Le boom des taxi-motos dans les artères congestionnées de Kinshasa et d’autres villes congolaises pourrait bientôt bénéficier d’un crédit accessible et d’assurances adaptées, grâce à un accord tripartite en gestation entre le Fonds de Garantie de l’Entrepreneuriat au Congo (FOGEC), la banque CRDB et Koto Service.

Vendredi 3 avril, au siège du FOGEC à Kinshasa, Hélène Gakuru, directrice générale adjointe, a réuni les directions générales de ces trois entités pour poser les bases d’un produit financier innovant. Objectif : lever les freins à l’accès au crédit qui brident les milliers de motards, piliers du transport urbain informel dans un pays où les embouteillages paralysent la mobilité quotidienne.
Ce secteur, qui emploie des dizaines de milliers de jeunes et compense les lacunes des transports publics défaillants, représente un levier économique majeur. “Le taxi-moto constitue un secteur de plus en plus important et peut être un réel facteur de l’économie et du développement”, a martelé Hélène Gakuru lors de cette rencontre stratégique.

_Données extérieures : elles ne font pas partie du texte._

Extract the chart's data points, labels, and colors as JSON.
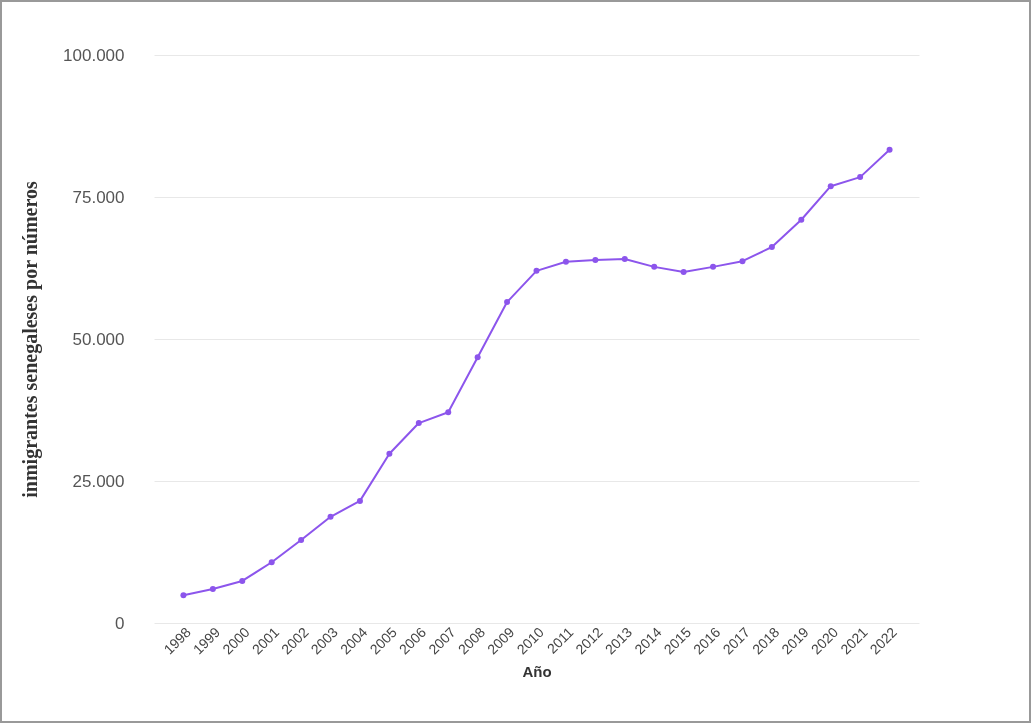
{
  "chart_data": {
    "type": "line",
    "xlabel": "Año",
    "ylabel": "inmigrantes senegaleses por números",
    "categories": [
      "1998",
      "1999",
      "2000",
      "2001",
      "2002",
      "2003",
      "2004",
      "2005",
      "2006",
      "2007",
      "2008",
      "2009",
      "2010",
      "2011",
      "2012",
      "2013",
      "2014",
      "2015",
      "2016",
      "2017",
      "2018",
      "2019",
      "2020",
      "2021",
      "2022"
    ],
    "series": [
      {
        "color": "#8c55ec",
        "values": [
          4900,
          6000,
          7400,
          10700,
          14600,
          18700,
          21500,
          29800,
          35200,
          37100,
          46800,
          56500,
          62000,
          63600,
          63900,
          64100,
          62700,
          61800,
          62700,
          63700,
          66200,
          71000,
          76900,
          78500,
          83300
        ]
      }
    ],
    "ylim": [
      0,
      100000
    ],
    "yticks": [
      {
        "value": 0,
        "label": "0"
      },
      {
        "value": 25000,
        "label": "25.000"
      },
      {
        "value": 50000,
        "label": "50.000"
      },
      {
        "value": 75000,
        "label": "75.000"
      },
      {
        "value": 100000,
        "label": "100.000"
      }
    ],
    "grid": "y",
    "marker": "circle",
    "line_style": "solid"
  }
}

Le dispositif repose sur une collaboration solide : le FOGEC apporte sa garantie des prêts, CRDB son expertise bancaire, et Koto Service son savoir-faire dans les services liés aux motos. Ensemble, ils visent à offrir aux motards non seulement des financements pour acquérir des engins neufs ou entretenus, mais aussi des assurances sur mesure contre les risques routiers omniprésents.
“Ce partenariat tripartite vise la mise en place prochaine d’un produit innovant dédié au financement des motos”, a précisé Gakuru. L’enjeu est clair : structurer un marché informel en pleine expansion, où les opérateurs peinent à se formaliser faute de ressources.
Dans un contexte où les taxi-motos assurent jusqu’à 70% des déplacements courts en zones urbaines selon des estimations locales , l’absence de crédit adapté freine les investissements. Les motards, souvent indépendants et sans garanties, dépendent de prêts informels aux taux usuraires. Ce nouveau produit pourrait changer la donne, en favorisant l’achat de motos fiables et en intégrant des couvertures assurances pour sécuriser revenus et vies.
Hélène Gakuru insiste sur l’aspect inclusif : “Ce dispositif vise à faciliter l’inclusion financière des motards, en leur offrant un meilleur accès au crédit, à des solutions d’assurance adaptées, ainsi qu’à des opportunités concrètes pour développer leurs activités.”
Au-delà du financement immédiat, l’initiative s’inscrit dans une vision plus large d’autonomisation économique. “Des discussions productives, une vision partagée et un engagement clair pour soutenir l’autonomisation économique à travers des solutions pratiques et durables”, a conclu la responsable du FOGEC.
Ce projet, encore en phase de structuration, pourrait catalyser la formalisation du taxi-moto, réduire les accidents via une meilleure assurance, et injecter de la vitalité dans l’économie locale. Reste à suivre sa concrétisation, attendue dans les prochains mois.